AFM-IR
delivers nanoscale IR absorption by probing photothermal expansion of sample surfaces
AFM-IR (Atomic Force Microscopy InfraRed) is a family of techniques based on detecting mechanical response of the AFM cantilever upon pulsed illumination of sample with IR light. AFM-IR family includes Tapping and Surface Sensitive AFM-IR, Photoinduced Force Microscopy (PiFM) and Photothermal Expansion Microscopy (PTE, PTIR), primarily utilized for sample absorption mapping and spectroscopy of materials with relatively large absorption coefficient (polymers, organic materials, etc.).
A pulsed laser source is focused on a sample generating photothermal expansion of the absorbing regions near the AFM tip which induces a transient cantilever oscillation proportional to the IR absorption. Patented multimodal detection returns pure infrared absorption maps free of mechanical artifacts – all simultaneously with AFM topography and phase.
Technology Benefits

High-quality nanoscale-resolved chemical imaging.

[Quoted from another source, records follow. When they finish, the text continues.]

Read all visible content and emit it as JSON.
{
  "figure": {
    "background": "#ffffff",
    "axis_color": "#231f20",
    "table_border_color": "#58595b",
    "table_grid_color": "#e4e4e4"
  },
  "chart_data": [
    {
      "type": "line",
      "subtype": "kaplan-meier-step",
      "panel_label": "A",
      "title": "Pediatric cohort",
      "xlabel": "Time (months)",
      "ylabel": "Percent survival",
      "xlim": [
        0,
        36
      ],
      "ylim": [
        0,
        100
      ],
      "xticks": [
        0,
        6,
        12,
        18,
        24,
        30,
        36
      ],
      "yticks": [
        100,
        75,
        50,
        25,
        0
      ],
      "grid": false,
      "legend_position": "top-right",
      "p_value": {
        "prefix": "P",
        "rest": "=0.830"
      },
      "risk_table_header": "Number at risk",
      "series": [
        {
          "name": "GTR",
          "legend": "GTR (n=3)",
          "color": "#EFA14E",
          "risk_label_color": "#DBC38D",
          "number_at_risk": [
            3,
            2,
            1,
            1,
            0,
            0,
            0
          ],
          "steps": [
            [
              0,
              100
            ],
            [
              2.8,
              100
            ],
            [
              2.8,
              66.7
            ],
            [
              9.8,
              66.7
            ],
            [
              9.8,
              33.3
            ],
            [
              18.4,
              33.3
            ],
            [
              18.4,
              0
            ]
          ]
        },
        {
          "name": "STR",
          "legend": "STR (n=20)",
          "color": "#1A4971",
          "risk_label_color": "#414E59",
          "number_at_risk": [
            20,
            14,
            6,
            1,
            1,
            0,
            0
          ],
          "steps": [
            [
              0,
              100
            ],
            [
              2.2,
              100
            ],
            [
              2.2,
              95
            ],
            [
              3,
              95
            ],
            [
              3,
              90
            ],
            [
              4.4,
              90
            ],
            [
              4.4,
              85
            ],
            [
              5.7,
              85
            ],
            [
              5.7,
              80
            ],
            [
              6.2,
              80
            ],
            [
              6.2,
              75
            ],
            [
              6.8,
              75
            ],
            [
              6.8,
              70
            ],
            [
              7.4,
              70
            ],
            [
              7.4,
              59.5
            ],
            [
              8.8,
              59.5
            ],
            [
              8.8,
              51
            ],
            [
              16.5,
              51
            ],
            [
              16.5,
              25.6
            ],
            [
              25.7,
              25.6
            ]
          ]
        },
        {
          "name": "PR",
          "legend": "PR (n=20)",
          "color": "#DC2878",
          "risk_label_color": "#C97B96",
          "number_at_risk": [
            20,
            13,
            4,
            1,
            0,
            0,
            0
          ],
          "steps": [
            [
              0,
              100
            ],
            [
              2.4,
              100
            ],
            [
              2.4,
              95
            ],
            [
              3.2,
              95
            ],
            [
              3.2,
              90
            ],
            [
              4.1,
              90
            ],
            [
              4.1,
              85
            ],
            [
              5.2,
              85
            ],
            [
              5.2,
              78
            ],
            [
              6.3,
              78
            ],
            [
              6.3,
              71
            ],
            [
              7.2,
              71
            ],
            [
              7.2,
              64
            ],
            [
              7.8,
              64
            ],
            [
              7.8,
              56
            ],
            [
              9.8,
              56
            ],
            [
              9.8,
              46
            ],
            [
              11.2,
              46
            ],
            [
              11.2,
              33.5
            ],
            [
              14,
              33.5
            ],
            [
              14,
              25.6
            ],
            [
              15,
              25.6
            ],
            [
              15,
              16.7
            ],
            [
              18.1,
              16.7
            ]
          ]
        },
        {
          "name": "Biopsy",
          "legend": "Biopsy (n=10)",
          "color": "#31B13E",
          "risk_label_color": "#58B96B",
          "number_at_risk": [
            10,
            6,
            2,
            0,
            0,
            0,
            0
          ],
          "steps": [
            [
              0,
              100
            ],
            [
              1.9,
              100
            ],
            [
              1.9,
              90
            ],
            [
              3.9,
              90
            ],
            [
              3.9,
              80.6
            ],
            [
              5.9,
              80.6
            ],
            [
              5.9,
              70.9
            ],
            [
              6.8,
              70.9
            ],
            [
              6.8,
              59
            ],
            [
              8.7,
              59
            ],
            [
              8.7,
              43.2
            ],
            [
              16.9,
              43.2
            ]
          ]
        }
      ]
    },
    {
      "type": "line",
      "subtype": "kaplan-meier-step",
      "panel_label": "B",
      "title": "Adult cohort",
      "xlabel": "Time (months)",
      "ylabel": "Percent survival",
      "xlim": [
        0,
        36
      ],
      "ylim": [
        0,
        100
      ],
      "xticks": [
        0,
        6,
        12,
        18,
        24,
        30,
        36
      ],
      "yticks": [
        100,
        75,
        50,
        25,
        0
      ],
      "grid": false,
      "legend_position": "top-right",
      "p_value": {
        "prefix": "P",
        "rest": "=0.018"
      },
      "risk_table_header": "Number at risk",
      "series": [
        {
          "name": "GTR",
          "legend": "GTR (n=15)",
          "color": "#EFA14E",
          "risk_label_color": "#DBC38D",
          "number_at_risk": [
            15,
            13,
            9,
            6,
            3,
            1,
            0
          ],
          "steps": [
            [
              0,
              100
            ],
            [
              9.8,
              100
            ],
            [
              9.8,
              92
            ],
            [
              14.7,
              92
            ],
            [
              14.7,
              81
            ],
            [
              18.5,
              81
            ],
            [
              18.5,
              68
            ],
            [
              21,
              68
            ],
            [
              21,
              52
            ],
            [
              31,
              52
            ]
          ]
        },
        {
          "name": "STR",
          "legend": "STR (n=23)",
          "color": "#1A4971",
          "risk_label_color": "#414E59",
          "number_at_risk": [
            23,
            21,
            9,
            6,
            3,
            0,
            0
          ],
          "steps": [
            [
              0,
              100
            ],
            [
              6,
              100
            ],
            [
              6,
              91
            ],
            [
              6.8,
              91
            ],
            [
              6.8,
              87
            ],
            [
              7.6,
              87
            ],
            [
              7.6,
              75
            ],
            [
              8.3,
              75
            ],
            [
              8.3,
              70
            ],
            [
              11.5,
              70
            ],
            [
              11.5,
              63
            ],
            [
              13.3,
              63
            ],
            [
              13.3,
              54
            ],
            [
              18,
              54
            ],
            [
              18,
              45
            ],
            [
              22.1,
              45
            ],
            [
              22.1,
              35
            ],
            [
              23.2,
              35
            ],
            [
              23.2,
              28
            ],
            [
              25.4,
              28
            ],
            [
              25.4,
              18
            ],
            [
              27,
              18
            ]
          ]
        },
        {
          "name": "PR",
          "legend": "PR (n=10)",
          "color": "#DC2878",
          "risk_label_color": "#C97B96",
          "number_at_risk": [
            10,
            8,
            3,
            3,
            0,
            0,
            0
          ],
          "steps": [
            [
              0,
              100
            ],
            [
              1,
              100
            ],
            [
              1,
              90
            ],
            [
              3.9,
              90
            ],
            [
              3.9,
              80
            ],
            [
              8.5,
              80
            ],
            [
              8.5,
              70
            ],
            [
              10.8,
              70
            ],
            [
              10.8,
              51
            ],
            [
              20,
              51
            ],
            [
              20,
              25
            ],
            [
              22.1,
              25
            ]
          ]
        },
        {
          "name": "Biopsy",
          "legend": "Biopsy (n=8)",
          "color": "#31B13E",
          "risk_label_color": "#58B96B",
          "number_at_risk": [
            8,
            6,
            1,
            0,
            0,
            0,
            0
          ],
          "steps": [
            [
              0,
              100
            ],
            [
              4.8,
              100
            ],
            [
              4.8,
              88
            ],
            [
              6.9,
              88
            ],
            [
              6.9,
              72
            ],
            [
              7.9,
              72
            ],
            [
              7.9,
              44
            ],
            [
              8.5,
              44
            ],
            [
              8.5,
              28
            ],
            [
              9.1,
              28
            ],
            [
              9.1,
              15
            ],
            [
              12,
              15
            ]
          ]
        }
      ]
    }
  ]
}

High sensitivity even on ultrathin oxide layers with tapping AFM-IR+.

Sub-10 nm resolution demonstrated on PS-PMMA block copolymer.

No mechanical artifacts in tapping AFM-IR+ images for true optical mapping & hyperspectral analysis.

Excellent sensitivity: AFM-IR+ detects even the weakest vibrational signatures for precise chemical identification.

Excellent reproducibility even for the weakest spectral features and fast acquisition speeds.